You have no idea. "Simple as."
Yeah that is correct .Then why were you cribbing about the no kids then?
 
haha funny @ snakybus.

i got married recently you know?

and a country wedding too.


oh-so-expensive event- no

big, expensive white dress that the bride will never again wear - no

big church - no (small church)

thousands of euros worth of fresh flowers- no

a photographer/video operator, who will film the event for posterity - no

big, expensive, tiered cake - no

speeches - yes lots. one particularly great one by the scientician

old-time waltzes - yes and the first dance thirteen by big star sung by mighy steff and val francs

raucous, awful music - ehhhh.... no - r.o.l. doing covers set - james brown, prince (never take the place of yer man), michael jackson, zz top, call me al...
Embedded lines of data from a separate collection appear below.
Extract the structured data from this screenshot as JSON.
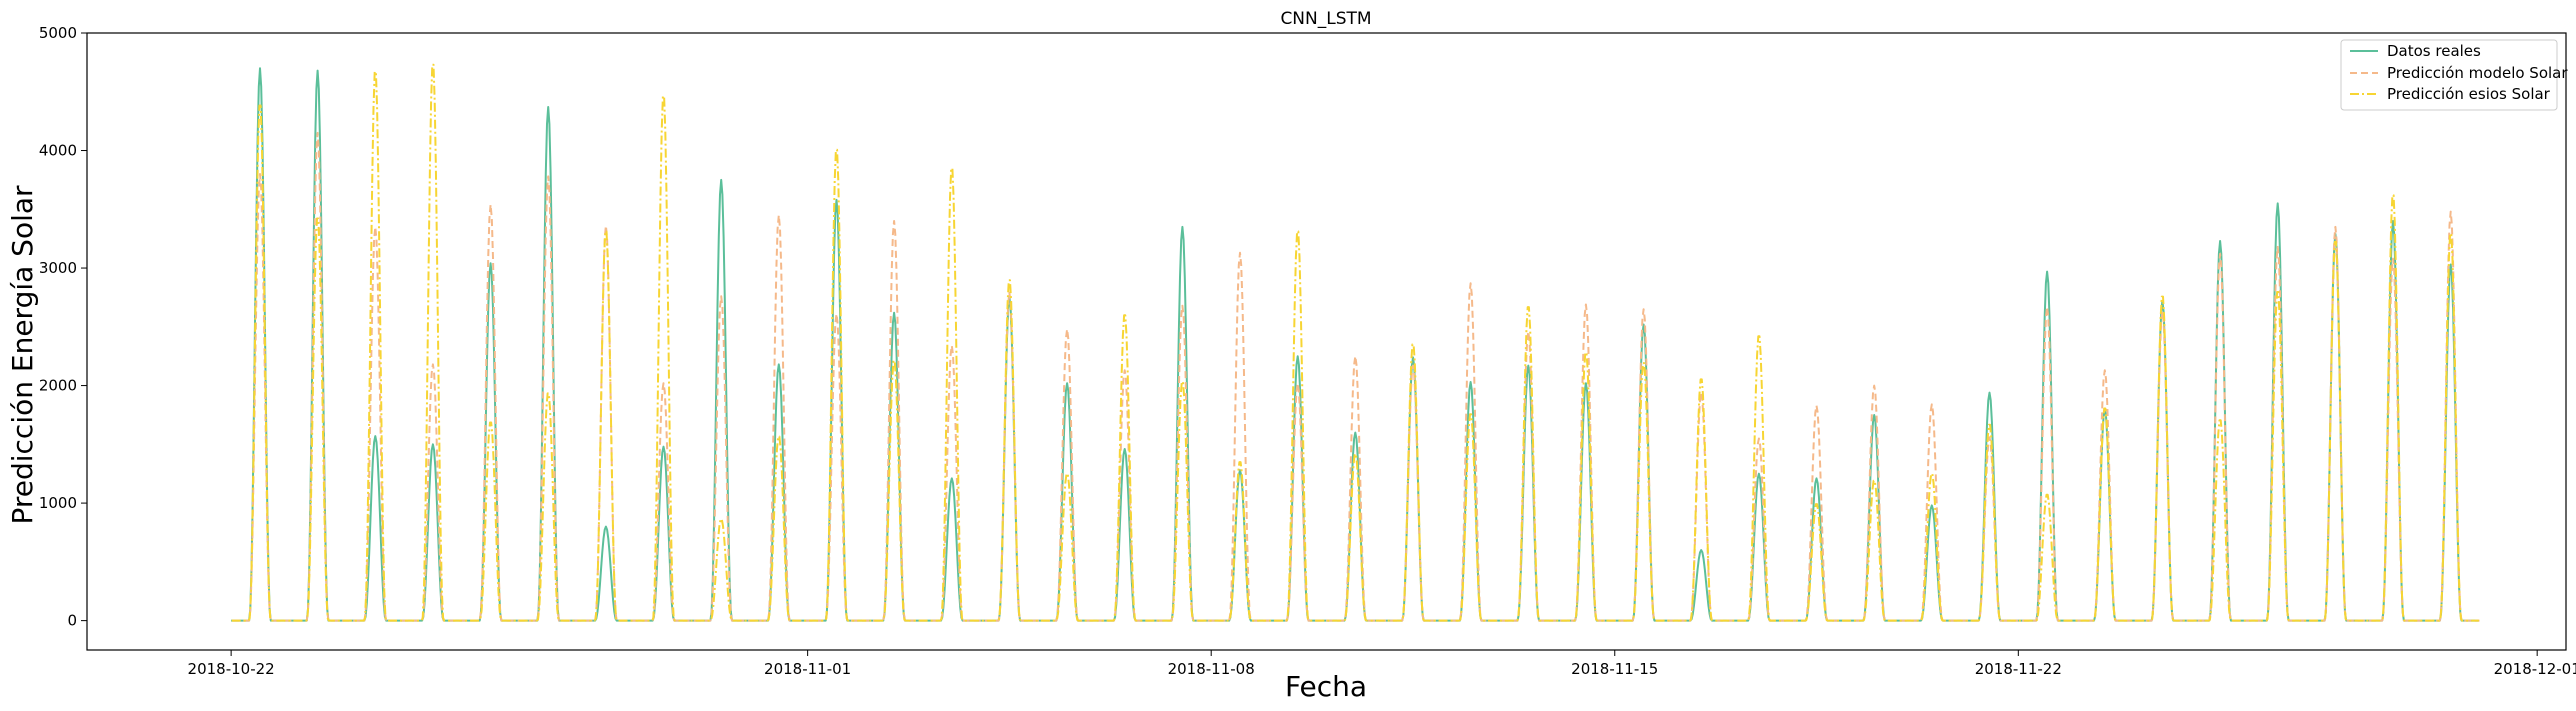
{
  "chart_data": {
    "type": "line",
    "title": "CNN_LSTM",
    "xlabel": "Fecha",
    "ylabel": "Predicción Energía Solar",
    "xlim": [
      "2018-10-19T12:00",
      "2018-12-01T12:00"
    ],
    "ylim": [
      -250,
      5000
    ],
    "x_ticks": [
      "2018-10-22",
      "2018-11-01",
      "2018-11-08",
      "2018-11-15",
      "2018-11-22",
      "2018-12-01"
    ],
    "y_ticks": [
      0,
      1000,
      2000,
      3000,
      4000,
      5000
    ],
    "grid": false,
    "legend_position": "top-right",
    "day_start": "2018-10-22",
    "series": [
      {
        "name": "Datos reales",
        "color": "#5bbf9a",
        "dash": "solid",
        "daily_peaks": [
          4700,
          4680,
          1570,
          1500,
          3040,
          4370,
          800,
          1480,
          3750,
          2180,
          3580,
          2620,
          1210,
          2750,
          2020,
          1460,
          3350,
          1280,
          2250,
          1600,
          2240,
          2030,
          2170,
          2020,
          2520,
          600,
          1250,
          1210,
          1750,
          980,
          1940,
          2970,
          1800,
          2720,
          3230,
          3550,
          3290,
          3400,
          3030
        ]
      },
      {
        "name": "Predicción modelo Solar",
        "color": "#f5b98a",
        "dash": "dashed",
        "daily_peaks": [
          3800,
          4150,
          3350,
          2180,
          3540,
          3780,
          3360,
          2020,
          2760,
          3450,
          2610,
          3400,
          2340,
          2790,
          2480,
          2130,
          2680,
          3130,
          2020,
          2250,
          2170,
          2870,
          2460,
          2690,
          2650,
          1940,
          1550,
          1830,
          2000,
          1840,
          1560,
          2670,
          2130,
          2630,
          3120,
          3180,
          3350,
          3080,
          3480
        ]
      },
      {
        "name": "Predicción esios Solar",
        "color": "#f7d533",
        "dash": "dashdot",
        "daily_peaks": [
          4420,
          3450,
          4710,
          4770,
          1700,
          1950,
          3340,
          4500,
          870,
          1580,
          4040,
          2230,
          3880,
          2920,
          1260,
          2620,
          2050,
          1360,
          3340,
          1430,
          2370,
          1770,
          2690,
          2300,
          2210,
          2070,
          2440,
          1000,
          1200,
          1260,
          1680,
          1080,
          1820,
          2780,
          1720,
          2820,
          3250,
          3650,
          3320
        ]
      }
    ]
  }
}
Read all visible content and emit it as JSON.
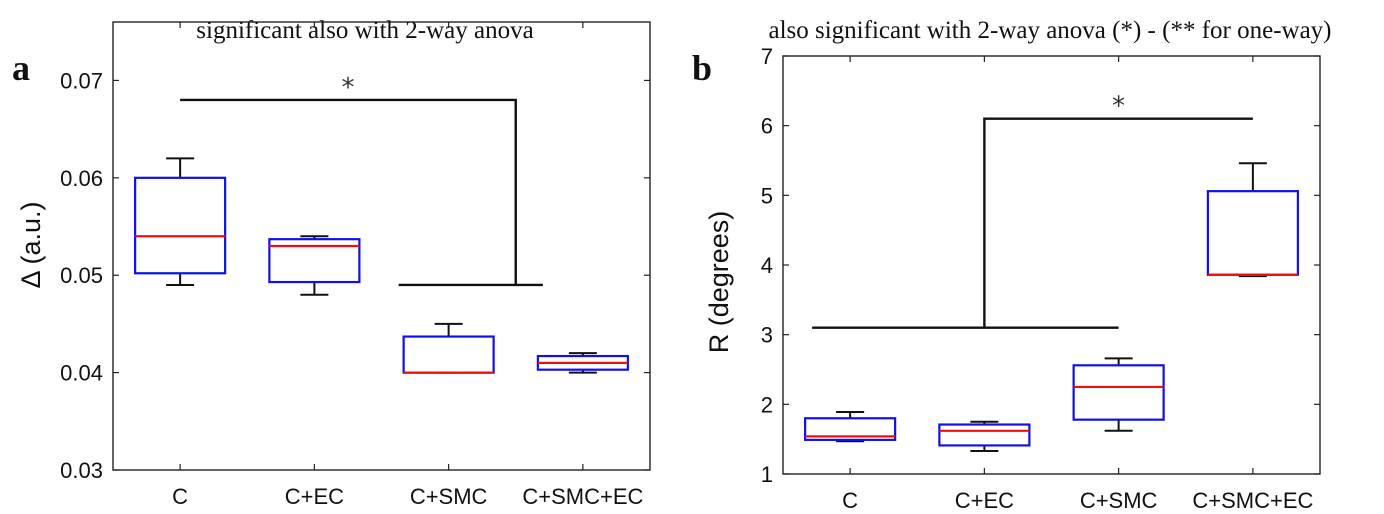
{
  "chart_data": [
    {
      "type": "box",
      "panel_label": "a",
      "annotation": "significant also with 2-way anova",
      "ylabel": "Δ (a.u.)",
      "ylim": [
        0.03,
        0.076
      ],
      "yticks": [
        0.03,
        0.04,
        0.05,
        0.06,
        0.07
      ],
      "ytick_labels": [
        "0.03",
        "0.04",
        "0.05",
        "0.06",
        "0.07"
      ],
      "categories": [
        "C",
        "C+EC",
        "C+SMC",
        "C+SMC+EC"
      ],
      "boxes": [
        {
          "min": 0.049,
          "q1": 0.0502,
          "median": 0.054,
          "q3": 0.06,
          "max": 0.062
        },
        {
          "min": 0.048,
          "q1": 0.0493,
          "median": 0.053,
          "q3": 0.0537,
          "max": 0.054
        },
        {
          "min": 0.04,
          "q1": 0.04,
          "median": 0.04,
          "q3": 0.0437,
          "max": 0.045
        },
        {
          "min": 0.04,
          "q1": 0.0403,
          "median": 0.041,
          "q3": 0.0417,
          "max": 0.042
        }
      ],
      "significance": {
        "marker": "*",
        "bar_y": 0.068,
        "left_category": 0,
        "right_bar_y": 0.049,
        "right_bar_span": [
          2,
          3
        ]
      }
    },
    {
      "type": "box",
      "panel_label": "b",
      "annotation": "also significant with 2-way anova (*) - (** for one-way)",
      "ylabel": "R (degrees)",
      "ylim": [
        1,
        7
      ],
      "yticks": [
        1,
        2,
        3,
        4,
        5,
        6,
        7
      ],
      "ytick_labels": [
        "1",
        "2",
        "3",
        "4",
        "5",
        "6",
        "7"
      ],
      "categories": [
        "C",
        "C+EC",
        "C+SMC",
        "C+SMC+EC"
      ],
      "boxes": [
        {
          "min": 1.47,
          "q1": 1.49,
          "median": 1.54,
          "q3": 1.8,
          "max": 1.89
        },
        {
          "min": 1.33,
          "q1": 1.41,
          "median": 1.62,
          "q3": 1.71,
          "max": 1.75
        },
        {
          "min": 1.62,
          "q1": 1.78,
          "median": 2.25,
          "q3": 2.56,
          "max": 2.66
        },
        {
          "min": 3.84,
          "q1": 3.86,
          "median": 3.86,
          "q3": 5.06,
          "max": 5.46
        }
      ],
      "significance": {
        "marker": "*",
        "bar_y": 6.1,
        "right_category": 3,
        "left_bar_y": 3.1,
        "left_bar_span": [
          0,
          2
        ]
      }
    }
  ]
}
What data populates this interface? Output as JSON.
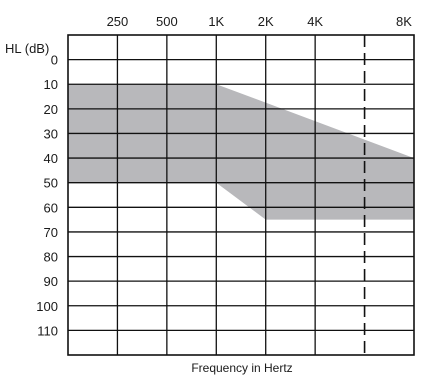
{
  "chart_data": {
    "type": "area",
    "title": "",
    "xlabel": "Frequency in Hertz",
    "ylabel": "HL (dB)",
    "x_ticks": [
      "250",
      "500",
      "1K",
      "2K",
      "4K",
      "8K"
    ],
    "y_ticks": [
      "0",
      "10",
      "20",
      "30",
      "40",
      "50",
      "60",
      "70",
      "80",
      "90",
      "100",
      "110"
    ],
    "ylim": [
      -10,
      120
    ],
    "y_inverted": true,
    "grid": true,
    "colors": {
      "band": "#b8b8bb",
      "grid": "#111111"
    },
    "series": [
      {
        "upper": [
          {
            "x": "125",
            "y": 10
          },
          {
            "x": "1K",
            "y": 10
          },
          {
            "x": "8K",
            "y": 40
          }
        ],
        "lower": [
          {
            "x": "125",
            "y": 50
          },
          {
            "x": "1K",
            "y": 50
          },
          {
            "x": "2K",
            "y": 65
          },
          {
            "x": "8K",
            "y": 65
          }
        ]
      }
    ]
  }
}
awesome day with awesome people - yes


how smug am i?

it was a great day.

and children were allowed.
 
a photographer/video operator, who will film the event for posterity - no
At me and Mrs. egg_'s wedding her uncle brought along his camcorder to film the event and then rapidly got pissed so there's loads of footage of the floor, lots of audio of him having coughing fits and then the battery ran out at the start of my da's speech
 
i was in a similar situation when my first son was 1, but it was a family wedding and i was the only one in the family that had young kids.
and of course everyone was like, it's their day, that's how they want it, get over it...etc etc

I said to the couple at the time,
'i totally respect your decision, it's your wedding and you should have it how you want it.
But this really upsets me and he will always be my son, I am always going to be upset with this decision.'

i went, but it completely changed my relationship with them.